Bem-estar

Tudo o que deve saber para continuar a correr, mesmo com o calor

Para além da hidratação, um especialista explicou à PLAYBOY todos os cuidados que deve ter para poder treinar nos dias mais quentes.

Os dias quentes são um estímulo para quem quer sair de casa e exercitar-se, mas deve estar preparado. A corrida por si só já é uma atividade fisicamente muito exigente e o nosso corpo sofre alterações para enfrentar o calor.

Se é adepto da corrida, saiba que não precisa de se trancar no ginásio ou de deixar de correr por as temperaturas terem aumentado.
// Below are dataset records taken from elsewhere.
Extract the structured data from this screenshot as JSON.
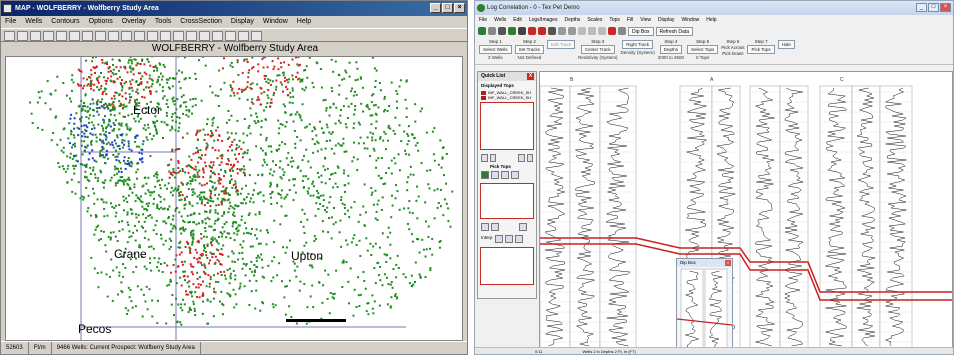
{
  "map_window": {
    "title": "MAP - WOLFBERRY - Wolfberry Study Area",
    "menu": [
      "File",
      "Wells",
      "Contours",
      "Options",
      "Overlay",
      "Tools",
      "CrossSection",
      "Display",
      "Window",
      "Help"
    ],
    "map_title": "WOLFBERRY - Wolfberry Study Area",
    "county_labels": [
      {
        "text": "Ector"
      },
      {
        "text": "Crane"
      },
      {
        "text": "Upton"
      },
      {
        "text": "Pecos"
      }
    ],
    "status": [
      "52603",
      "Ft/m",
      "9466 Wells: Current Prospect: Wolfberry Study Area"
    ],
    "colors": {
      "well_green": "#1e8c1e",
      "well_red": "#d62020",
      "well_blue": "#1e3cc8",
      "boundary": "#7a7ab4"
    }
  },
  "log_window": {
    "title": "Log Correlation - 0 - Tex Pet Demo",
    "menu": [
      "File",
      "Wells",
      "Edit",
      "Logs/Images",
      "Depths",
      "Scales",
      "Tops",
      "Fill",
      "View",
      "Display",
      "Window",
      "Help"
    ],
    "toolbar_buttons": [
      "Dip Box",
      "Refresh Data"
    ],
    "steps": [
      {
        "label": "Step 1",
        "button": "Select Wells",
        "value": "3 Wells"
      },
      {
        "label": "Step 2",
        "button": "Set Tracks",
        "value": "Not Defined"
      },
      {
        "label": "",
        "button": "Edit Track",
        "value": ""
      },
      {
        "label": "Step 3",
        "button": "Center Track",
        "value": "Resistivity (System)"
      },
      {
        "label": "",
        "button": "Right Track",
        "value": "Density (System)"
      },
      {
        "label": "Step 4",
        "button": "Depths",
        "value": "2000 to 3500"
      },
      {
        "label": "Step 5",
        "button": "Select Tops",
        "value": "0 Tops"
      },
      {
        "label": "Step 6",
        "button": "Pick Across",
        "value": "Pick Down"
      },
      {
        "label": "Step 7",
        "button": "Pick Tops",
        "value": ""
      },
      {
        "label": "",
        "button": "Hide",
        "value": ""
      }
    ],
    "quick_list": {
      "title": "Quick List",
      "displayed_tops_label": "Displayed Tops",
      "tops": [
        "INF_WALL_CREEK_SH",
        "INF_WALL_CREEK_SH"
      ],
      "pick_tops_label": "Pick Tops",
      "interp_label": "Interp"
    },
    "dip_box_title": "Dip Box",
    "well_headers": [
      "B",
      "A",
      "C"
    ],
    "status": [
      "0:11",
      "Wells 2 in Depths 2 Ft, In (FT)"
    ],
    "colors": {
      "correlation_line": "#cc1f1f",
      "curve": "#111111"
    }
  }
}
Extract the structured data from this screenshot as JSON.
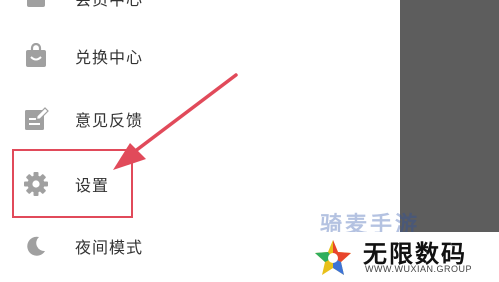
{
  "menu": {
    "top_partial_label": "会员中心",
    "items": [
      {
        "label": "兑换中心",
        "icon": "shopping-bag-icon"
      },
      {
        "label": "意见反馈",
        "icon": "edit-note-icon"
      },
      {
        "label": "设置",
        "icon": "gear-icon"
      },
      {
        "label": "夜间模式",
        "icon": "moon-icon"
      }
    ]
  },
  "annotation": {
    "color": "#e14a5a"
  },
  "watermark": {
    "faded_text": "骑麦手游",
    "title": "无限数码",
    "subtitle": "WWW.WUXIAN.GROUP"
  },
  "colors": {
    "icon": "#a0a0a0",
    "label": "#333333",
    "overlay": "#5d5d5d"
  }
}
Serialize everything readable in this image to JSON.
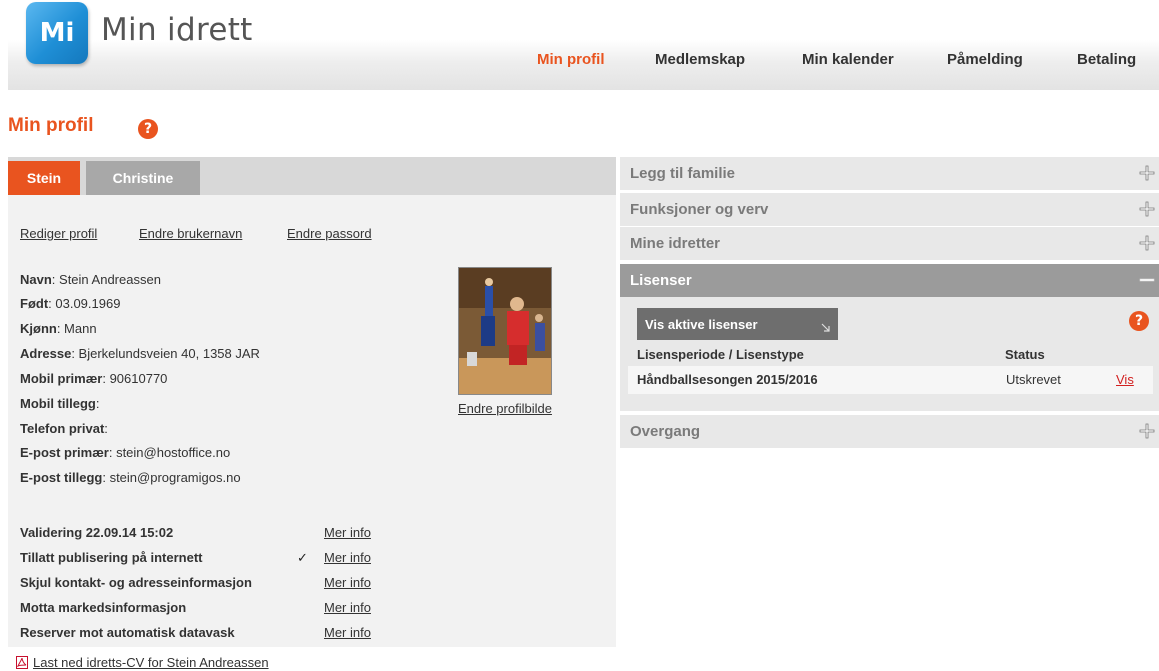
{
  "header": {
    "logo_mark": "Mi",
    "app_title": "Min idrett",
    "nav": [
      "Min profil",
      "Medlemskap",
      "Min kalender",
      "Påmelding",
      "Betaling"
    ]
  },
  "page": {
    "title": "Min profil",
    "help": "?"
  },
  "tabs": [
    "Stein",
    "Christine"
  ],
  "profile_links": {
    "edit_profile": "Rediger profil",
    "change_username": "Endre brukernavn",
    "change_password": "Endre passord"
  },
  "profile": [
    {
      "label": "Navn",
      "value": ": Stein Andreassen"
    },
    {
      "label": "Født",
      "value": ": 03.09.1969"
    },
    {
      "label": "Kjønn",
      "value": ": Mann"
    },
    {
      "label": "Adresse",
      "value": ": Bjerkelundsveien 40, 1358 JAR"
    },
    {
      "label": "Mobil primær",
      "value": ": 90610770"
    },
    {
      "label": "Mobil tillegg",
      "value": ":"
    },
    {
      "label": "Telefon privat",
      "value": ":"
    },
    {
      "label": "E-post primær",
      "value": ": stein@hostoffice.no"
    },
    {
      "label": "E-post tillegg",
      "value": ": stein@programigos.no"
    }
  ],
  "photo_link": "Endre profilbilde",
  "preferences": [
    {
      "label": "Validering 22.09.14 15:02",
      "checked": false,
      "link": "Mer info"
    },
    {
      "label": "Tillatt publisering på internett",
      "checked": true,
      "link": "Mer info"
    },
    {
      "label": "Skjul kontakt- og adresseinformasjon",
      "checked": false,
      "link": "Mer info"
    },
    {
      "label": "Motta markedsinformasjon",
      "checked": false,
      "link": "Mer info"
    },
    {
      "label": "Reserver mot automatisk datavask",
      "checked": false,
      "link": "Mer info"
    }
  ],
  "check_mark": "✓",
  "cv_link": "Last ned idretts-CV for Stein Andreassen",
  "accordion": [
    {
      "title": "Legg til familie",
      "open": false
    },
    {
      "title": "Funksjoner og verv",
      "open": false
    },
    {
      "title": "Mine idretter",
      "open": false
    },
    {
      "title": "Lisenser",
      "open": true
    },
    {
      "title": "Overgang",
      "open": false
    }
  ],
  "licenses": {
    "button": "Vis aktive lisenser",
    "col_period": "Lisensperiode / Lisenstype",
    "col_status": "Status",
    "rows": [
      {
        "period": "Håndballsesongen 2015/2016",
        "status": "Utskrevet",
        "action": "Vis"
      }
    ]
  },
  "colors": {
    "accent": "#e9541f",
    "logo": "#1f8fd6",
    "link_red": "#d21f1f"
  }
}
Além disso, a previsão para as próximas semanas é de mais calor.

O personal trainer Tiago Silva, criador do grupo “No Limit Runners”, explica que, “primeiro, convém beber imensa água quando corremos, mas nos dias de maior calor, deve-se também beber antes e depois da corrida”. O consumo deve ser “sempre acima dos dois litros e, se possível, juntar-lhe uma bebida isotónica”. Quando corremos, perdemos água e sais minerais, como o sódio – essencial no processo de contração e relaxamento muscular – e este tipo de bebida tem açúcar e sódio, que ajudam a repor os minerais e os níveis de glicose. Além disso, retardam a fadiga muscular, a hipoglicemia e a hipotensão. Se transpirarmos demasiado sem repor o líquido perdido, o corpo fica desidratado, afetando quase todas as suas funções.
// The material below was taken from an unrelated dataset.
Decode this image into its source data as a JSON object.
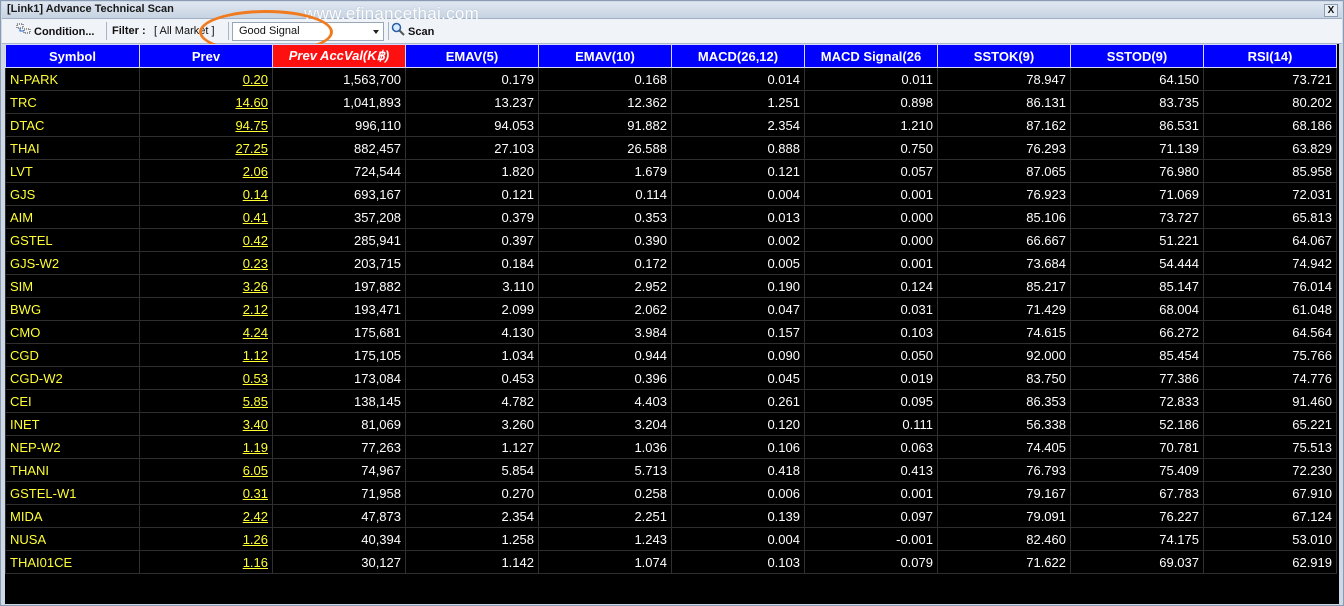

O PT alerta que se deve começar a treinar lentamente, “para preparar o corpo para o aumento térmico”. Aconselha mesmo a preferir horários menos quentes, como as 8h e, aos poucos a treinar meia hora mais tarde, após uma semana, passando depois para perto das 9h. “Lentamente, os treinos vão acabando mais perto da hora de maior calor”, se não conseguir diariamente treinar mais cedo.

Outro ponto importante é o equipamento. “A roupa deve ser a mais leve e transpirável possível, com tecidos fibrados, como os dryfit ou climacool”, que são “mais confortáveis”. Refere também que nunca se deve sair de casa sem colocar “protetor solar na cara, ombros, braços e pernas”.

corrida
Deve manter-se hidratado, antes, durante e após a corrida

Ritmo e alimentação

O ritmo depende de cada um. Avisa que “quem não estiver habituado a treinar com calor e não tiver muita tolerância ao sol, não vai poder correr nas alturas do dia a que está normalmente habituado, quando o faz nas horas ou nos meses mais frescos”.

O PT sublinha ainda que “em vez dos habituais treinos a 70% ou 80% da sua capacidade, que o levam aos 140 a 150 bpm (batimentos cardíacos médios por minuto), deverá optar por correr nos 60% a 70%, já que dadas as condições atmosféricas, poderá atingir os mesmos bpm, devido a um maior esforço provocado pelo calor”.

Tiago Silva diz que “os cuidados a ter, antes ou depois do treino, baseiam-se essencialmente numa boa hidratação” e alimentação. Devem “ser evitados produtos com lactose”, já que o calor dificulta o processo digestivo. “Prefiram coisas mais leves e frescas”. Explica que os frutos secos são uma boa opção, assim como fazer até um sumo natural, que serve também de bebida isotónica – “levando frutose em vez de açúcar, sal e vitaminas”. Acrescenta que devido à desidratação muscular, “é bom beber água após a corrida e optar por um suplemento de magnésio ou pela famosa banana”.

Correr com calor é uma questão de hábito e deve-se evoluir aos poucos. Nos dias com temperaturas mais elevadas, se sentir que está mais pesado e mais lento, diminua o ritmo.